Opere come Silenzioso mi ritiro a dipingere un quadro (1977) rivelano la tensione fra gesto pittorico e pensiero concettuale: dipingere come atto meditativo, quasi rituale.
Le superfici diventano luoghi di stratificazione: tracce, cancellazioni, simboli arcaici e numeri che si sovrappongono in un alfabeto della memoria.
Il risultato è una pittura che non rappresenta ma rivela, una materia che pensa e custodisce il tempo.

Uno dei meriti più interessanti dell’antologica è la sua apertura verso la città.
Non si limita agli spazi museali: Paladino trasforma Perugia stessa in parte dell’opera.
Sulla facciata di Palazzo Baldeschi campeggia il grande telo Concerto in Piazza, mentre le luminarie artistiche previste lungo Corso Vannucci durante il periodo natalizio ampliano il dialogo tra arte e vita quotidiana.
L’Umbria diventa così palcoscenico diffuso, con altre tappe a Spoleto e Gubbio: un museo all’aperto, dove antico e contemporaneo convivono.
L’artista non invade ma ascolta lo spazio urbano, inserendo segni che dialogano con la pietra, la storia, la memoria collettiva.

Attraversando le sale della Galleria emerge un sentimento costante di memoria viva.
I motivi ricorrenti – cavalli, volti, maschere, lettere – non appartengono a un tempo preciso: sono archetipi che collegano il passato mitico con la sensibilità presente.
Paladino lavora sulla sospensione del tempo, come se ogni opera fosse un frammento di un racconto più grande, non ancora compiuto.
La sua antologica diventa così una mappa interiore: non cronologica, ma simbolica, in cui l’identità dell’artista si intreccia con quella dei luoghi.

Mimmo Paladino.

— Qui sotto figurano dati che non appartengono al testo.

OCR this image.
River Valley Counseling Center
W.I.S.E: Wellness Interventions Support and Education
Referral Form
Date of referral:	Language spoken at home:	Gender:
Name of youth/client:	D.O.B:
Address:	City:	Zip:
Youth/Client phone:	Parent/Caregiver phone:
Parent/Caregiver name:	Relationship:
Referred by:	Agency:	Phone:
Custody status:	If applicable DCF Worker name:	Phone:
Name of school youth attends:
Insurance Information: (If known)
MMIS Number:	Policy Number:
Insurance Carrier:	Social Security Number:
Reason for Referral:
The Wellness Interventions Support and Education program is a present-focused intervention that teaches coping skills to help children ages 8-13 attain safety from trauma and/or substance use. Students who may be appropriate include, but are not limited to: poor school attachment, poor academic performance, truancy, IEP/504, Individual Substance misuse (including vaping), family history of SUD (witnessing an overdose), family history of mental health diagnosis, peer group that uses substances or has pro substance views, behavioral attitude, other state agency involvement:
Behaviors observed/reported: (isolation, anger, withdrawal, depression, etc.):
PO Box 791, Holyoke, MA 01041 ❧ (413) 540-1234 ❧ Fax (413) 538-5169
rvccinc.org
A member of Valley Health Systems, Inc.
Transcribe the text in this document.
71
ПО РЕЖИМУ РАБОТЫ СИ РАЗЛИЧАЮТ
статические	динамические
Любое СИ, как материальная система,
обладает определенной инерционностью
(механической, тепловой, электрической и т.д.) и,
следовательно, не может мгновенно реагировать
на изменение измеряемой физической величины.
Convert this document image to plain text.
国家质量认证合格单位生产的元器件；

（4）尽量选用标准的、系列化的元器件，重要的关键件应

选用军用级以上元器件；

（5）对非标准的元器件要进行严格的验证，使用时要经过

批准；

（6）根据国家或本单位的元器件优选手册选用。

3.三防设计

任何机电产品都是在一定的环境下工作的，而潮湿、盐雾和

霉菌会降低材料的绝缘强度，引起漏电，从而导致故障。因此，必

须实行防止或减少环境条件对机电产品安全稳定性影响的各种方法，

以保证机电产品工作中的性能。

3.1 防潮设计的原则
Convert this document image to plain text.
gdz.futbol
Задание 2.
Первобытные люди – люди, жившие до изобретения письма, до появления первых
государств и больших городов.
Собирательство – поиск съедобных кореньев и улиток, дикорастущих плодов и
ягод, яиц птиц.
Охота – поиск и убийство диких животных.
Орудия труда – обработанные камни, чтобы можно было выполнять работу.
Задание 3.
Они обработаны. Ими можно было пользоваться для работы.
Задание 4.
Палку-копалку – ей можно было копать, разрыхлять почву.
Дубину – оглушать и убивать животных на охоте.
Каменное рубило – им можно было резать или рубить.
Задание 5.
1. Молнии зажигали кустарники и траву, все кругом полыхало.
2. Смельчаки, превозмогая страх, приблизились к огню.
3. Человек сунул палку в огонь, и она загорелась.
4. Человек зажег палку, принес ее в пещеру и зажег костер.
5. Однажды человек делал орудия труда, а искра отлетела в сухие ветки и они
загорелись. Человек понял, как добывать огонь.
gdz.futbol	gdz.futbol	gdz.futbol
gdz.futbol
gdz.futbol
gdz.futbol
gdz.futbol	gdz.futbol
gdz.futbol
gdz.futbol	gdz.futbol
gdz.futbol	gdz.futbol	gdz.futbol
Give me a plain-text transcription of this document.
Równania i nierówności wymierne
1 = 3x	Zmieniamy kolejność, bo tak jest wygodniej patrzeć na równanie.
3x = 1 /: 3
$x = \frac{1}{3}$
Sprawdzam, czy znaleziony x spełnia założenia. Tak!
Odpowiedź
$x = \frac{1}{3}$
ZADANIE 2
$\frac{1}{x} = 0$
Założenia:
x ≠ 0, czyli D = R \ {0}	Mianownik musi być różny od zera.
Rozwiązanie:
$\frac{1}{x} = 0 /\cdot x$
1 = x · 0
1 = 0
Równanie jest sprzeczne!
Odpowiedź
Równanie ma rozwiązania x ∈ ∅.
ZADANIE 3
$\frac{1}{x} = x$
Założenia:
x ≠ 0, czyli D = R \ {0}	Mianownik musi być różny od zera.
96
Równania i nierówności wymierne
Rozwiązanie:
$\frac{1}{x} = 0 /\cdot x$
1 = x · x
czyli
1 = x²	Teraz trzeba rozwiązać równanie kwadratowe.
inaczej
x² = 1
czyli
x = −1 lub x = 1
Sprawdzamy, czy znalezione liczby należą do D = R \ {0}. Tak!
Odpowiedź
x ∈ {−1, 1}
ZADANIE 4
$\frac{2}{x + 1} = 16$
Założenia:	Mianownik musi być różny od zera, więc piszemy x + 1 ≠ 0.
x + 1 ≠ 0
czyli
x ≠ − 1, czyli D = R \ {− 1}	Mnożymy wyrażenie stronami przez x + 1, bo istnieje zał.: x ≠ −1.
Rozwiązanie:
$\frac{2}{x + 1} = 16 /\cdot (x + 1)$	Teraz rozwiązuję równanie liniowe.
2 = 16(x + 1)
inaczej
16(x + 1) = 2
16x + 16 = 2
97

Antologica è una mostra di radicamento e apertura: radicamento nella cultura umbra e nel dialogo con il sacro; apertura verso la città, la materia, la memoria collettiva. Più che una retrospettiva, è un viaggio nella forma del pensiero, dove ogni opera è un varco fra antico e presente.
Un progetto maturo, poetico e coraggioso, che riconsegna a Perugia l’immagine di una città capace di pensare il contemporaneo attraverso la propria storia.